To obtain the time series $`Z_t`$, we first optimize over the whole period on $`\rho`$, such as$`Z_t`$ as a variance of one. Then we will get the $`Z_t`$ for each period, using the optimized $`\rho`$. Below is the graph of the Z-Score, where we can easily see drops corresponding to economic downturns (2008 crisis, 2020 covid).
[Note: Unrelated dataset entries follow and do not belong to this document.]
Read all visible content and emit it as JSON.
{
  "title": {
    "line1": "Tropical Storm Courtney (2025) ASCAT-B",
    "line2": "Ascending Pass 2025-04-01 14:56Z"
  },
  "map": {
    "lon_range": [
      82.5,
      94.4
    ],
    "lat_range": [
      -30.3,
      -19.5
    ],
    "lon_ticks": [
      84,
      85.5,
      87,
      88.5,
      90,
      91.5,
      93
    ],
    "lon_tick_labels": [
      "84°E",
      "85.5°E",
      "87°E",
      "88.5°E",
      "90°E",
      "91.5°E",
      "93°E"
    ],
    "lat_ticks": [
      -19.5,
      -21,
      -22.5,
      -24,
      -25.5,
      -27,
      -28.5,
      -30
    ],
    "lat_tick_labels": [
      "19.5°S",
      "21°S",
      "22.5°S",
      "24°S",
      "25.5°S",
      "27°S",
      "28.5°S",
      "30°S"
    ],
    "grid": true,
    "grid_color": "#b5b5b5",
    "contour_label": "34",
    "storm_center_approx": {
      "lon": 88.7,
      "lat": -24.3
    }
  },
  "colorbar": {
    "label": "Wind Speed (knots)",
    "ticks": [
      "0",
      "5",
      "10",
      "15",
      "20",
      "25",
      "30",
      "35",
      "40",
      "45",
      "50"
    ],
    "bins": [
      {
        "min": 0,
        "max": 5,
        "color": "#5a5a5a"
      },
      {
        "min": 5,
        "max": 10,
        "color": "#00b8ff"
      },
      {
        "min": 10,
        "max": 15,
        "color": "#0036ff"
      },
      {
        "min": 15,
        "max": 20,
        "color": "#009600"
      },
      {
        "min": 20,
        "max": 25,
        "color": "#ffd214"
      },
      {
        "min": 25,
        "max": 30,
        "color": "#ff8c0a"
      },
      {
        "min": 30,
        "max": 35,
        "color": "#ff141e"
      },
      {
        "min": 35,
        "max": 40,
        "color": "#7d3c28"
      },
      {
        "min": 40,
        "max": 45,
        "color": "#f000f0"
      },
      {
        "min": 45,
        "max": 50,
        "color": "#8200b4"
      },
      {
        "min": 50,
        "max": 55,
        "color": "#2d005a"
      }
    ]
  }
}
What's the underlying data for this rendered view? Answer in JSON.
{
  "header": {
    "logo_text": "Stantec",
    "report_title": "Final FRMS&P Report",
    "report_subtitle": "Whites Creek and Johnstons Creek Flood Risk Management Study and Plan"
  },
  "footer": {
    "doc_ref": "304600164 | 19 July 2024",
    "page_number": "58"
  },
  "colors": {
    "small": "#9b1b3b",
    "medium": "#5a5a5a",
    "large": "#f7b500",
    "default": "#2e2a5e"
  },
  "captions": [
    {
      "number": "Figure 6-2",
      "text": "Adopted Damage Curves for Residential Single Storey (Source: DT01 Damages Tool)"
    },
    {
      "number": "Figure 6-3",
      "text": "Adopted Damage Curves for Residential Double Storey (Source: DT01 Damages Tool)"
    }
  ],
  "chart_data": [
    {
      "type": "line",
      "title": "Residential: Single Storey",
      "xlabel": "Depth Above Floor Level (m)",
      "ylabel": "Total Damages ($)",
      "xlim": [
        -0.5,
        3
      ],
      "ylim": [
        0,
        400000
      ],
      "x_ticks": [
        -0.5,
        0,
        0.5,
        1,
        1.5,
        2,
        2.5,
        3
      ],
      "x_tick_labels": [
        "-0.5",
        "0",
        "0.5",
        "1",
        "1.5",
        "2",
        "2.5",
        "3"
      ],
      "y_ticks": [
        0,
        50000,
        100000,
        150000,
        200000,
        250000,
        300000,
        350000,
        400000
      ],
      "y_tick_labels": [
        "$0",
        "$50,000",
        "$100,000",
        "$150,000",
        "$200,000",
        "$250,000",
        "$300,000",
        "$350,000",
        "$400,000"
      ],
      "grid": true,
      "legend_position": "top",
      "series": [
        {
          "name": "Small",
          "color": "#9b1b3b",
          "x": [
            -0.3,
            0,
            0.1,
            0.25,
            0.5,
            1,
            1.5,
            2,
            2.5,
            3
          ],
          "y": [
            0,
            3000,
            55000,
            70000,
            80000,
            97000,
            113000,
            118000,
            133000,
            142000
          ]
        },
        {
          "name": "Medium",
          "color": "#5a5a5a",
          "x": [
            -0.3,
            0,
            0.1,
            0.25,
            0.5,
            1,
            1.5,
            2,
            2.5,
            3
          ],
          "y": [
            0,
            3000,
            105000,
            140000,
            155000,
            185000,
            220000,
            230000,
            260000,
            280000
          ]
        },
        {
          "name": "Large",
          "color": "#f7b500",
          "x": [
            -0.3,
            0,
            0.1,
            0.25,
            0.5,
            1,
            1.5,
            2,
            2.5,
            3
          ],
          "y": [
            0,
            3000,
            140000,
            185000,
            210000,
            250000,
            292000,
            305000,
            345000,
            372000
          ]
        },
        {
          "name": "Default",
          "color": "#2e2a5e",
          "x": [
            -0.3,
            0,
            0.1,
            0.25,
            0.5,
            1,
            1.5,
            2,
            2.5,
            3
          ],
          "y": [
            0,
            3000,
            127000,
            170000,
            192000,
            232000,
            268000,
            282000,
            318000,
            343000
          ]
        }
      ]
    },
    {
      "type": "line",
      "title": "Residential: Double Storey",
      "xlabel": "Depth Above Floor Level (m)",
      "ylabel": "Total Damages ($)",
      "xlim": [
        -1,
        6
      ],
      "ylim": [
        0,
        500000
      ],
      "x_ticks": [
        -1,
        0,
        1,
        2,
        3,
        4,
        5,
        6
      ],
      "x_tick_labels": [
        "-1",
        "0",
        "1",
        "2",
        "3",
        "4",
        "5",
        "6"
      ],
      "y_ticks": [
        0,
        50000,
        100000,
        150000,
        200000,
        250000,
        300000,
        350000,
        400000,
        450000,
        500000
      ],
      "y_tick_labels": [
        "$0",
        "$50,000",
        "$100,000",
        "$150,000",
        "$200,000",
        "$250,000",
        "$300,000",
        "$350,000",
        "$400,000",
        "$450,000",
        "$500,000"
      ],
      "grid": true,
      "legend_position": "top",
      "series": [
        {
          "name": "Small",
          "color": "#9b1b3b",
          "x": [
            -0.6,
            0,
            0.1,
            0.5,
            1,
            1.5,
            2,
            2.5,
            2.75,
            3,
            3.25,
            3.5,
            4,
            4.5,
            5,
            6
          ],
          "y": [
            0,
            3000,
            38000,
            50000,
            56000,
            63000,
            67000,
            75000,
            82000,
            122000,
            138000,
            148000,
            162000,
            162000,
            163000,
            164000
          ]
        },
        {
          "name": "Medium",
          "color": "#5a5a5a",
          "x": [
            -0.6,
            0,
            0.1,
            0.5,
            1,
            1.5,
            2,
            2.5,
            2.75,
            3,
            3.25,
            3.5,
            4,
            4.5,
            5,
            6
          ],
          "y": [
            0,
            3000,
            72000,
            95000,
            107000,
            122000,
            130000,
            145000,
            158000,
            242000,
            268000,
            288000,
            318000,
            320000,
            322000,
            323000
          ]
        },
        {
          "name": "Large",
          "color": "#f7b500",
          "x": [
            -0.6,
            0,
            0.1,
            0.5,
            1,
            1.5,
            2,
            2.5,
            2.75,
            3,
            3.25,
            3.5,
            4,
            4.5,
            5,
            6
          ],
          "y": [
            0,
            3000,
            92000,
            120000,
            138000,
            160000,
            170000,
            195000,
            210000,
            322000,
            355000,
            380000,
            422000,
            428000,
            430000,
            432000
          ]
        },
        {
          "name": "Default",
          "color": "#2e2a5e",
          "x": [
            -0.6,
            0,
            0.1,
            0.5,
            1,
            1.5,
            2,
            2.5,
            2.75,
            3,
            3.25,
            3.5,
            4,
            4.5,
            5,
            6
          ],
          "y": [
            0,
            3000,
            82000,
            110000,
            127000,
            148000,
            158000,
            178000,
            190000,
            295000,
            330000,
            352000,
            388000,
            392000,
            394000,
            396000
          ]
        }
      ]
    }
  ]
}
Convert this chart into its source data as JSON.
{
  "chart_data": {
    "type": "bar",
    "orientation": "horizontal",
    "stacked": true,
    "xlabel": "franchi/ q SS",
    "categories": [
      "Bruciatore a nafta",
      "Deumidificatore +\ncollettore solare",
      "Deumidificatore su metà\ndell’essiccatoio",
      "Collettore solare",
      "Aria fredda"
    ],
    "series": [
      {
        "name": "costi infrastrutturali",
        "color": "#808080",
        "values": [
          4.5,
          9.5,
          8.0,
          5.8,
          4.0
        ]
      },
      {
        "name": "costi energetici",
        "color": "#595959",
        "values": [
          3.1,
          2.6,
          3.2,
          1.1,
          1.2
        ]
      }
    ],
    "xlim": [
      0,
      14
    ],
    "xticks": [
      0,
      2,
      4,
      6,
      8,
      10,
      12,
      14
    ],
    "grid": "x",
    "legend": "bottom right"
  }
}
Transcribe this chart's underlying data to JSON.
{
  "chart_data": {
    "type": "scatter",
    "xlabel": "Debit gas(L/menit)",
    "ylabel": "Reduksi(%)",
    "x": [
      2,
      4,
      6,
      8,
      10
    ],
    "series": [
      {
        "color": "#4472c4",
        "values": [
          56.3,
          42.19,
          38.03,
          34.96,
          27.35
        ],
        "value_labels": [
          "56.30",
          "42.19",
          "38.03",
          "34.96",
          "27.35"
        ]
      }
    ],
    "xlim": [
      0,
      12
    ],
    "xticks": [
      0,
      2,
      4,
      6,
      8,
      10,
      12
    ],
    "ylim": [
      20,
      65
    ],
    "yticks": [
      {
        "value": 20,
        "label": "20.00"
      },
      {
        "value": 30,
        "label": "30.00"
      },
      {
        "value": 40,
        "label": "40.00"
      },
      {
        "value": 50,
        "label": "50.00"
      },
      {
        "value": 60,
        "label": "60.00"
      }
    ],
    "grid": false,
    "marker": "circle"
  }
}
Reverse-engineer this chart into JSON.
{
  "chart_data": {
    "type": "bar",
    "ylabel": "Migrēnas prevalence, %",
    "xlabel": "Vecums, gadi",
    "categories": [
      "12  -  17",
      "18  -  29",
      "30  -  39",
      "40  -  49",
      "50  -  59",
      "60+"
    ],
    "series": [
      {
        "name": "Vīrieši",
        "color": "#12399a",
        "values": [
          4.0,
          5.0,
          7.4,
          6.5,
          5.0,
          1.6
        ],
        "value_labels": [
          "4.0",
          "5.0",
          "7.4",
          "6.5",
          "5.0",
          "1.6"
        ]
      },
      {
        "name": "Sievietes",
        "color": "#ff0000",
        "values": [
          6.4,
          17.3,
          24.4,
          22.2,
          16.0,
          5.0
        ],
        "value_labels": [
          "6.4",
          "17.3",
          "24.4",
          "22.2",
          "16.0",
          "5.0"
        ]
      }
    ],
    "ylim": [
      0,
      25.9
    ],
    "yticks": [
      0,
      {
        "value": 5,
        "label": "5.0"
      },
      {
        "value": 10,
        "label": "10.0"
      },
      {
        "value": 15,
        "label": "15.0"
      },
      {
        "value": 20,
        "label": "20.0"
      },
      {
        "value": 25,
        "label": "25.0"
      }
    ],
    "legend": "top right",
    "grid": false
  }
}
![Extracted Z-Score.png](obknmErXmLqt)

# Linear Regression

We then use the historical macroeconomic variables to predict this Z-Score which will be used to model probability of default. Given the small number of observations (as many as the number of periods), and the need to have a model simple to explain, linear models are often the chosen option. So here, we use a linear regression as our target variable, the Z-Score, is a numeric value. To avoid overfitting, a few of the economic variables (and their lags) are selected to be included in the model, this selection can be automated or achieved by iteratively trying some combinations. It is also important to run some sanity checks to make sure that the coefficients make sense economically.